Student Rep and Peer Mentoring

I gained further points towards the Chester Difference Excellence Award through becoming a Student Rep and Peer Mentor. As mentioned in my previous blog, one of the best aspects of undertaking the BN (Hons) Learning Disability Nursing course at the University of Chester, is the friends I have made. They encouraged me to become a Student Rep, representing the student voice within the programme, and a Peer mentor, welcoming and supporting new students when they commence their studies. During my first year, I also joined the Devability Society for students with visible and invisible disabilities, and during the summer I was honoured to be asked to take up the position of President. Being flexible and accepting this new challenge again gave me points towards the award and enabled me to use and develop my skills (my time management and organisational skills have been particularly tested!). It has also opened up many new opportunities; I have had the privilege of working with members of the Student Futures team and the Disability Support Officers and have been very fortunate to be nominated for further awards. I was a finalist for the Student National Congress 2019 student award and for the RCNI Andrew Parker Student Nurse Award 2019. I won the Faculty of Health and Social Care Special Recognition Award, and an Ede and Ravenscroft Prize for Excellence. I was also able to successfully apply for funding for my charity work. Whilst I had to work hard for these nominations, I truly feel that exploring the opportunities to demonstrate my skills and abilities has significantly contributed to my nominations. 

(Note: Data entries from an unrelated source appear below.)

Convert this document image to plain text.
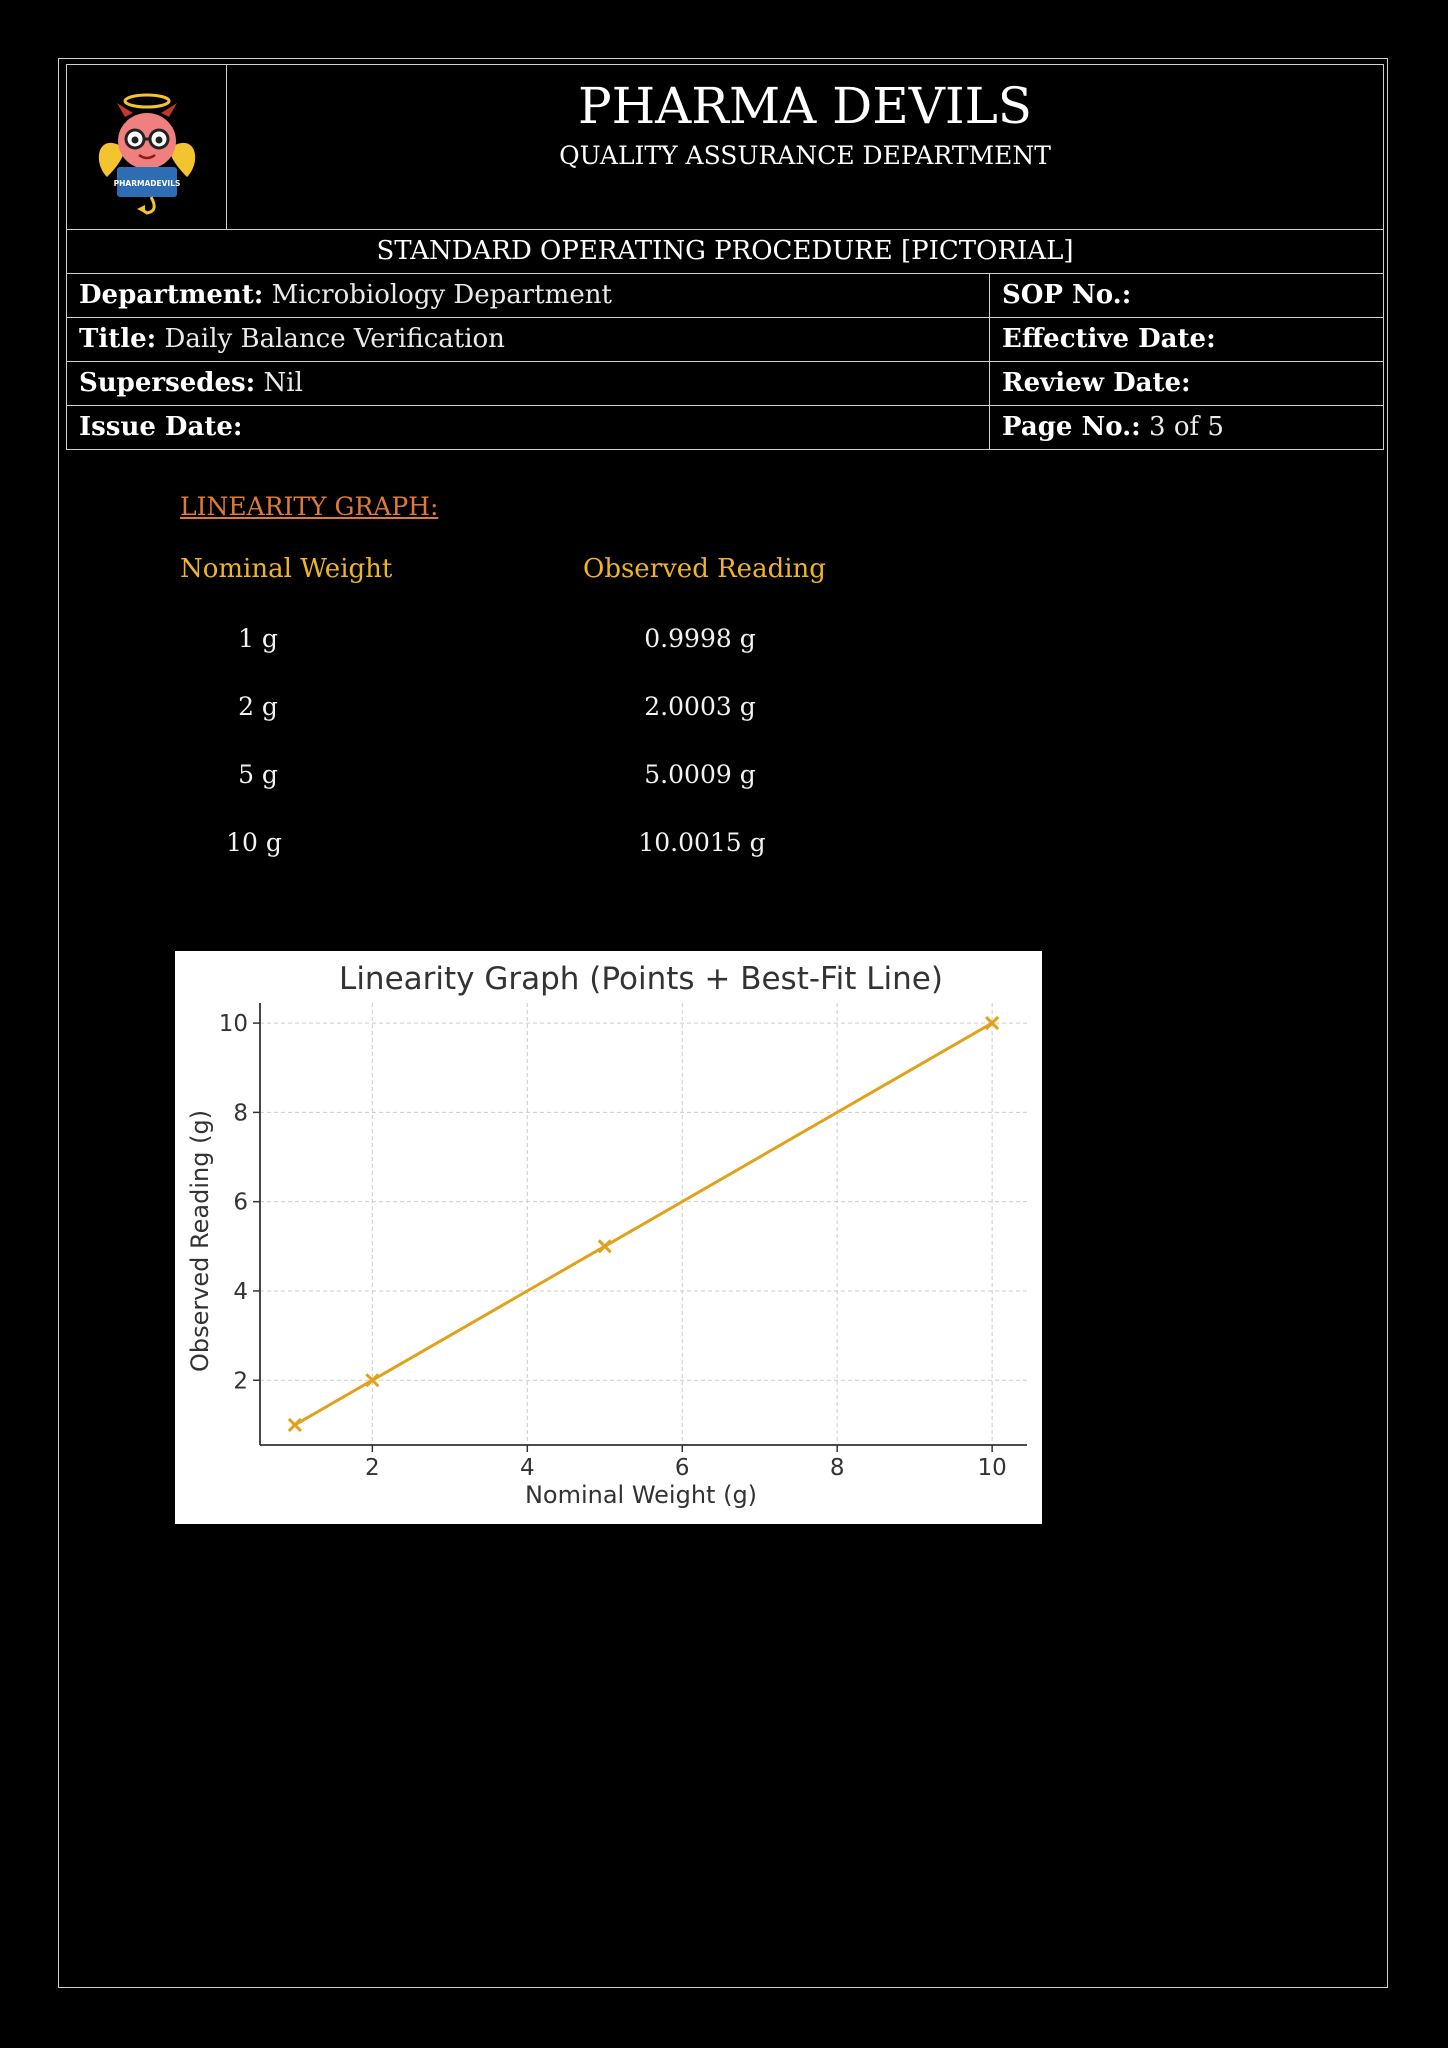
PHARMADEVILS
PHARMA DEVILS
QUALITY ASSURANCE DEPARTMENT
STANDARD OPERATING PROCEDURE [PICTORIAL]
Department: Microbiology Department	SOP No.:
Title: Daily Balance Verification	Effective Date:
Supersedes: Nil	Review Date:
Issue Date:	Page No.: 3 of 5
LINEARITY GRAPH:
Nominal Weight	Observed Reading
1 g	0.9998 g
2 g	2.0003 g
5 g	5.0009 g
10 g	10.0015 g
2	4	6	8	10
2
4
6
8
10
Linearity Graph (Points + Best-Fit Line)
Nominal Weight (g)
Observed Reading (g)
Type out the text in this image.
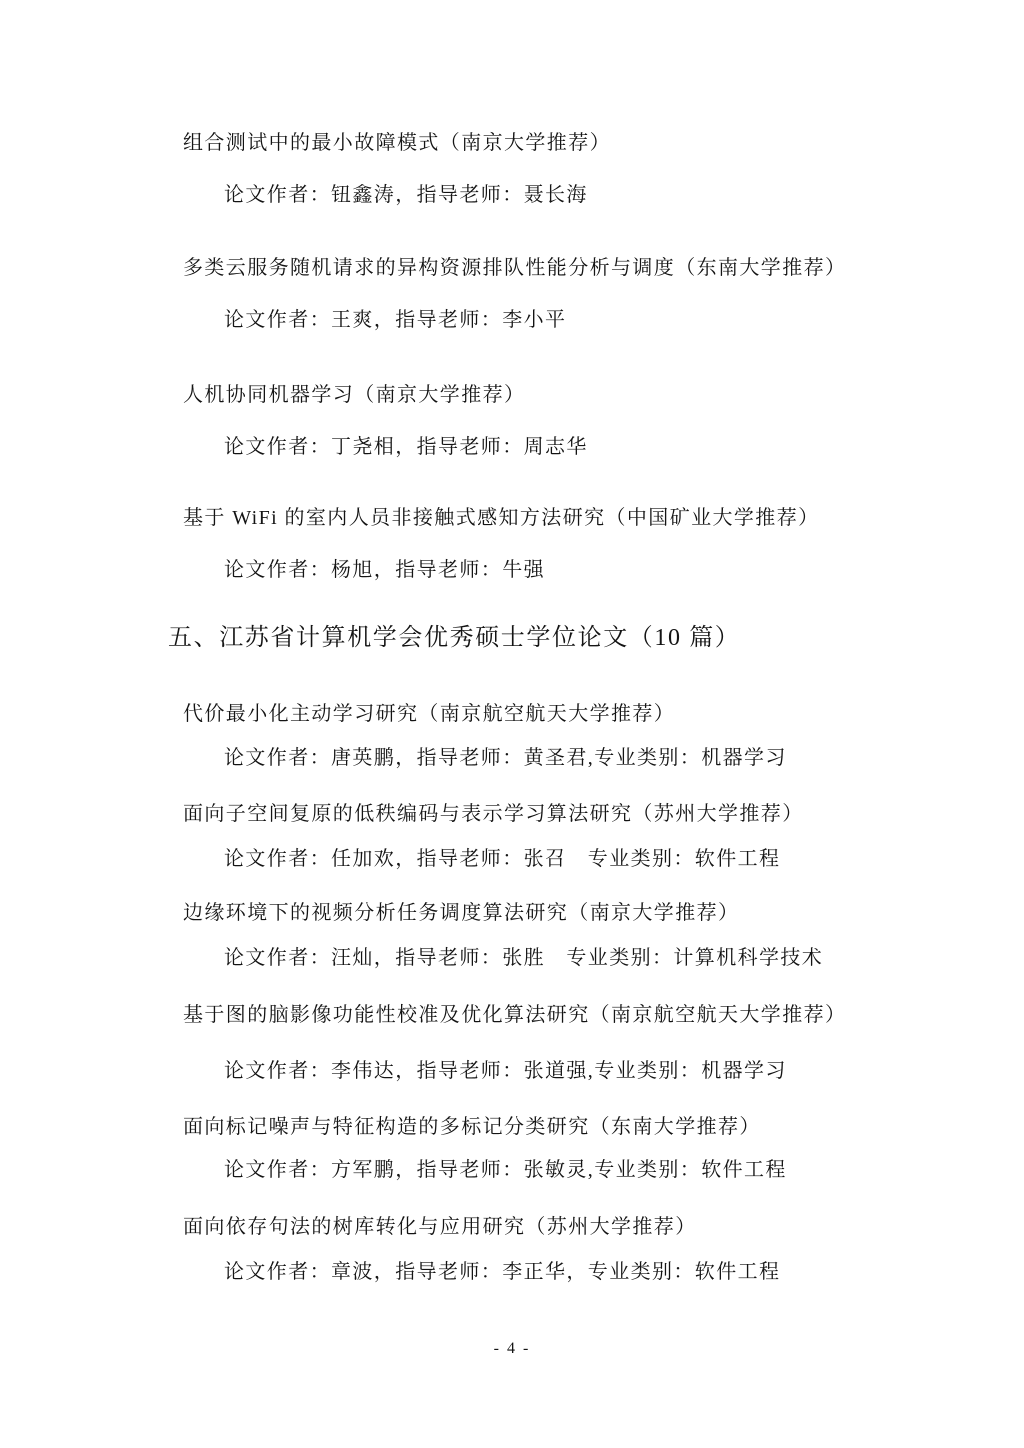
组合测试中的最小故障模式（南京大学推荐）
论文作者：钮鑫涛，指导老师：聂长海
多类云服务随机请求的异构资源排队性能分析与调度（东南大学推荐）
论文作者：王爽，指导老师：李小平
人机协同机器学习（南京大学推荐）
论文作者：丁尧相，指导老师：周志华
基于 WiFi 的室内人员非接触式感知方法研究（中国矿业大学推荐）
论文作者：杨旭，指导老师：牛强
五、江苏省计算机学会优秀硕士学位论文（10 篇）
代价最小化主动学习研究（南京航空航天大学推荐）
论文作者：唐英鹏，指导老师：黄圣君,专业类别：机器学习
面向子空间复原的低秩编码与表示学习算法研究（苏州大学推荐）
论文作者：任加欢，指导老师：张召　专业类别：软件工程
边缘环境下的视频分析任务调度算法研究（南京大学推荐）
论文作者：汪灿，指导老师：张胜　专业类别：计算机科学技术
基于图的脑影像功能性校准及优化算法研究（南京航空航天大学推荐）
论文作者：李伟达，指导老师：张道强,专业类别：机器学习
面向标记噪声与特征构造的多标记分类研究（东南大学推荐）
论文作者：方军鹏，指导老师：张敏灵,专业类别：软件工程
面向依存句法的树库转化与应用研究（苏州大学推荐）
论文作者：章波，指导老师：李正华，专业类别：软件工程
- 4 -
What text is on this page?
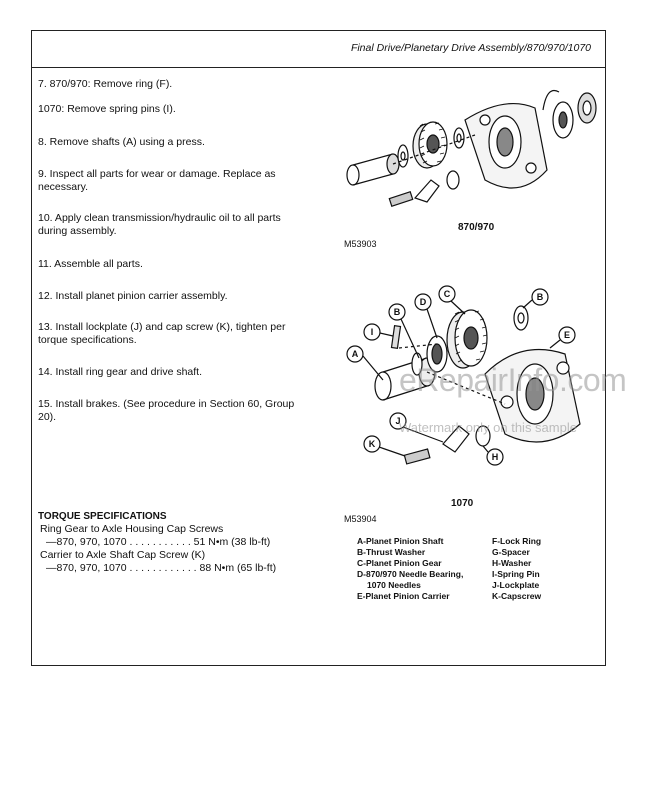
Final Drive/Planetary Drive Assembly/870/970/1070
7. 870/970: Remove ring (F).
1070: Remove spring pins (I).
8. Remove shafts (A) using a press.
9. Inspect all parts for wear or damage. Replace as necessary.
10. Apply clean transmission/hydraulic oil to all parts during assembly.
11. Assemble all parts.
12. Install planet pinion carrier assembly.
13. Install lockplate (J) and cap screw (K), tighten per torque specifications.
14. Install ring gear and drive shaft.
15. Install brakes. (See procedure in Section 60, Group 20).
TORQUE SPECIFICATIONS
Ring Gear to Axle Housing Cap Screws
—870, 970, 1070 . . . . . . . . . . . 51 N•m (38 lb-ft)
Carrier to Axle Shaft Cap Screw (K)
—870, 970, 1070 . . . . . . . . . . . . 88 N•m (65 lb-ft)
870/970
M53903
A
B
C
D	B
E
I
J
K
H
1070
M53904
eRepairInfo.com
Watermark only on this sample
A-Planet Pinion Shaft
B-Thrust Washer
C-Planet Pinion Gear
D-870/970 Needle Bearing,
1070 Needles
E-Planet Pinion Carrier
F-Lock Ring
G-Spacer
H-Washer
I-Spring Pin
J-Lockplate
K-Capscrew
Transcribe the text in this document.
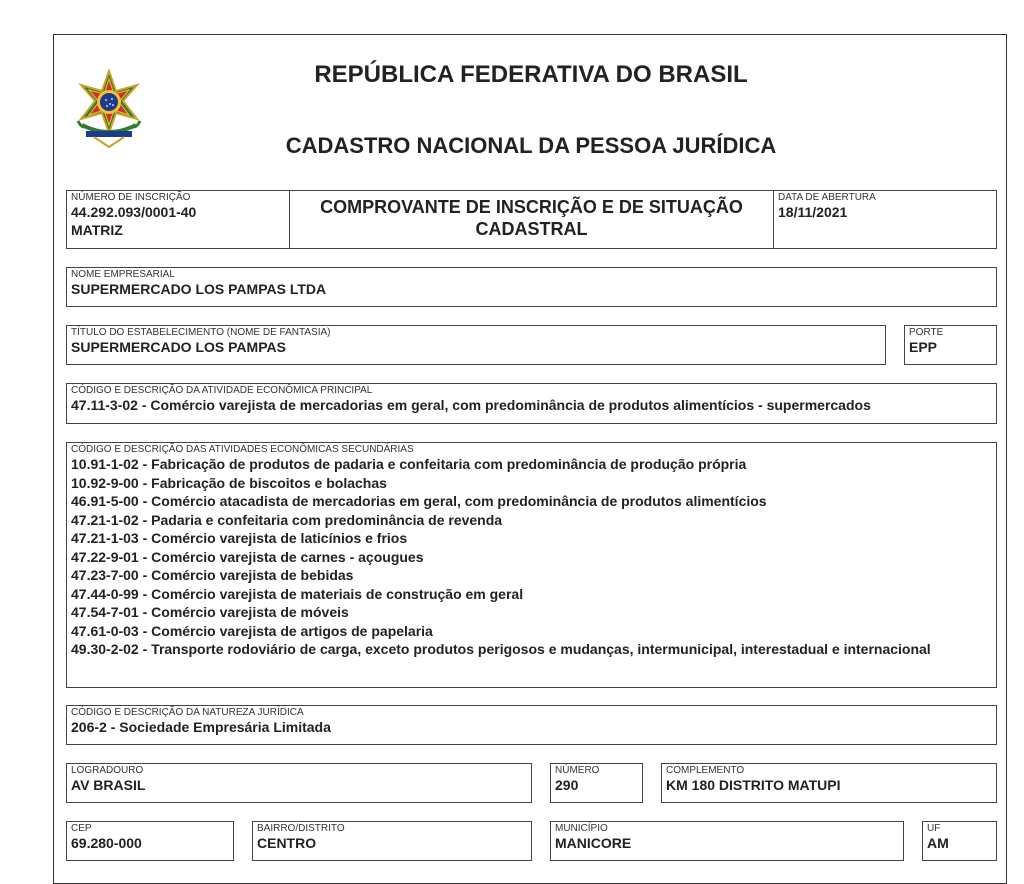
REPÚBLICA FEDERATIVA DO BRASIL
CADASTRO NACIONAL DA PESSOA JURÍDICA
NÚMERO DE INSCRIÇÃO
44.292.093/0001-40
MATRIZ
COMPROVANTE DE INSCRIÇÃO E DE SITUAÇÃO
CADASTRAL
DATA DE ABERTURA
18/11/2021
NOME EMPRESARIAL
SUPERMERCADO LOS PAMPAS LTDA
TÍTULO DO ESTABELECIMENTO (NOME DE FANTASIA)
SUPERMERCADO LOS PAMPAS
PORTE
EPP
CÓDIGO E DESCRIÇÃO DA ATIVIDADE ECONÔMICA PRINCIPAL
47.11-3-02 - Comércio varejista de mercadorias em geral, com predominância de produtos alimentícios - supermercados
CÓDIGO E DESCRIÇÃO DAS ATIVIDADES ECONÔMICAS SECUNDÁRIAS
10.91-1-02 - Fabricação de produtos de padaria e confeitaria com predominância de produção própria
10.92-9-00 - Fabricação de biscoitos e bolachas
46.91-5-00 - Comércio atacadista de mercadorias em geral, com predominância de produtos alimentícios
47.21-1-02 - Padaria e confeitaria com predominância de revenda
47.21-1-03 - Comércio varejista de laticínios e frios
47.22-9-01 - Comércio varejista de carnes - açougues
47.23-7-00 - Comércio varejista de bebidas
47.44-0-99 - Comércio varejista de materiais de construção em geral
47.54-7-01 - Comércio varejista de móveis
47.61-0-03 - Comércio varejista de artigos de papelaria
49.30-2-02 - Transporte rodoviário de carga, exceto produtos perigosos e mudanças, intermunicipal, interestadual e internacional
CÓDIGO E DESCRIÇÃO DA NATUREZA JURÍDICA
206-2 - Sociedade Empresária Limitada
LOGRADOURO
AV BRASIL
NÚMERO
290
COMPLEMENTO
KM 180 DISTRITO MATUPI
CEP
69.280-000
BAIRRO/DISTRITO
CENTRO
MUNICÍPIO
MANICORE
UF
AM
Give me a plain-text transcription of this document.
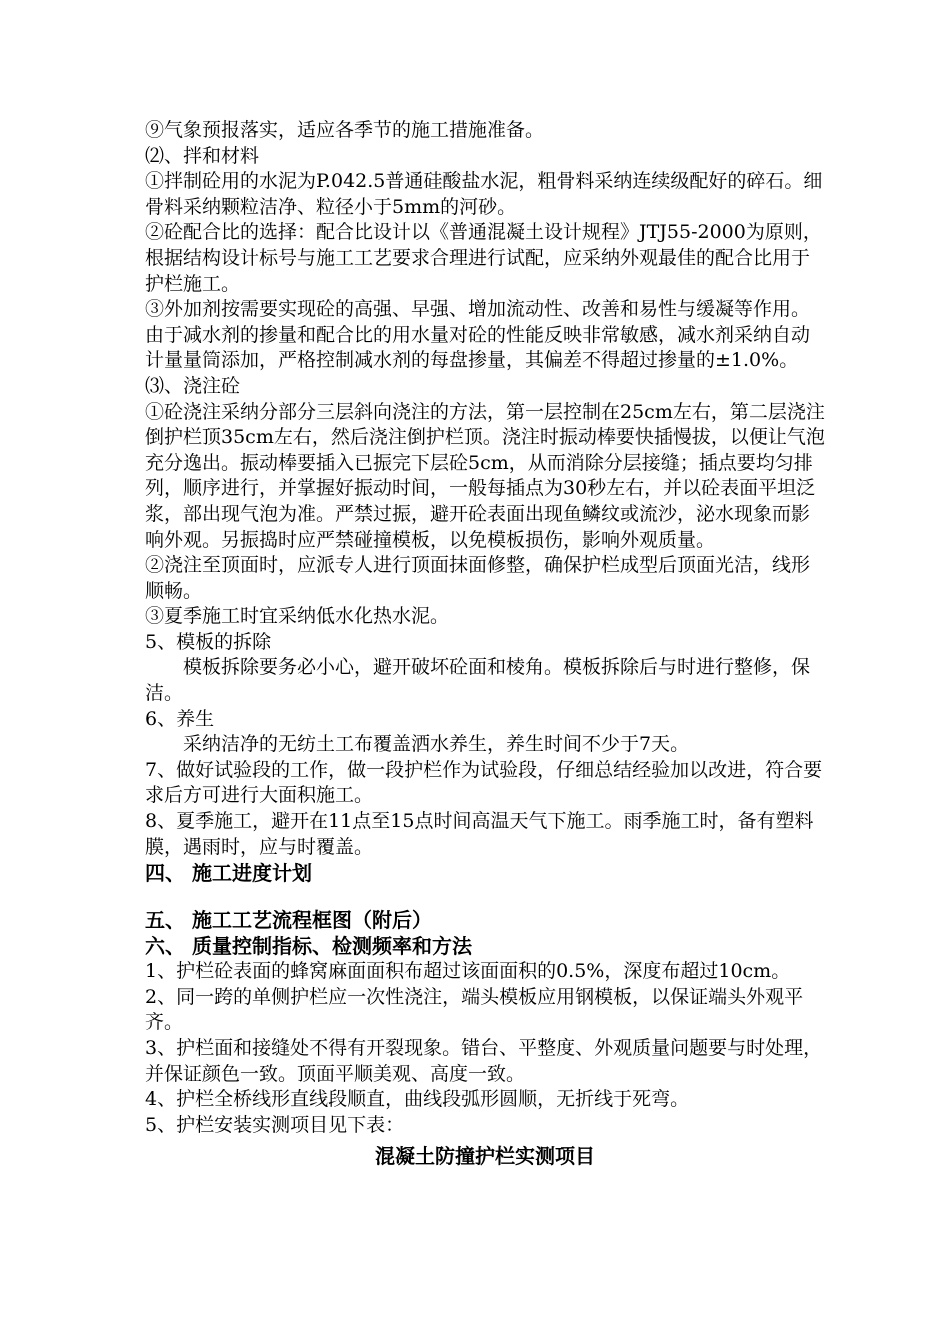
⑨气象预报落实，适应各季节的施工措施准备。

⑵、拌和材料

①拌制砼用的水泥为P.042.5普通硅酸盐水泥，粗骨料采纳连续级配好的碎石。细骨料采纳颗粒洁净、粒径小于5mm的河砂。

②砼配合比的选择：配合比设计以《普通混凝土设计规程》JTJ55-2000为原则，根据结构设计标号与施工工艺要求合理进行试配，应采纳外观最佳的配合比用于护栏施工。

③外加剂按需要实现砼的高强、早强、增加流动性、改善和易性与缓凝等作用。由于减水剂的掺量和配合比的用水量对砼的性能反映非常敏感，减水剂采纳自动计量量筒添加，严格控制减水剂的每盘掺量，其偏差不得超过掺量的±1.0%。

⑶、浇注砼

①砼浇注采纳分部分三层斜向浇注的方法，第一层控制在25cm左右，第二层浇注倒护栏顶35cm左右，然后浇注倒护栏顶。浇注时振动棒要快插慢拔，以便让气泡充分逸出。振动棒要插入已振完下层砼5cm，从而消除分层接缝；插点要均匀排列，顺序进行，并掌握好振动时间，一般每插点为30秒左右，并以砼表面平坦泛浆，部出现气泡为准。严禁过振，避开砼表面出现鱼鳞纹或流沙，泌水现象而影响外观。另振捣时应严禁碰撞模板，以免模板损伤，影响外观质量。

②浇注至顶面时，应派专人进行顶面抹面修整，确保护栏成型后顶面光洁，线形顺畅。

③夏季施工时宜采纳低水化热水泥。

5、模板的拆除

模板拆除要务必小心，避开破坏砼面和棱角。模板拆除后与时进行整修，保洁。

6、养生

采纳洁净的无纺土工布覆盖洒水养生，养生时间不少于7天。

7、做好试验段的工作，做一段护栏作为试验段，仔细总结经验加以改进，符合要求后方可进行大面积施工。

8、夏季施工，避开在11点至15点时间高温天气下施工。雨季施工时，备有塑料膜，遇雨时，应与时覆盖。

四、 施工进度计划

五、 施工工艺流程框图（附后）

六、 质量控制指标、检测频率和方法

1、护栏砼表面的蜂窝麻面面积布超过该面面积的0.5%，深度布超过10cm。

2、同一跨的单侧护栏应一次性浇注，端头模板应用钢模板，以保证端头外观平齐。

3、护栏面和接缝处不得有开裂现象。错台、平整度、外观质量问题要与时处理，并保证颜色一致。顶面平顺美观、高度一致。

4、护栏全桥线形直线段顺直，曲线段弧形圆顺，无折线于死弯。

5、护栏安装实测项目见下表：

混凝土防撞护栏实测项目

I am convinced that trying to make the most of the opportunities presented to me has significantly improved my time at university and has made me a better student and a better person. I am not trying to suggest that you should do exactly what I have done; everyone has their own path with their own circumstances. However, I hope that this encourages you to look into what you can do to make yourself stand out. Make the most of the opportunities offered to you as a University of Chester student and particularly make sure you are getting full credit and recognition for what you are already doing. By doing so I have had an amazing year, and you could too.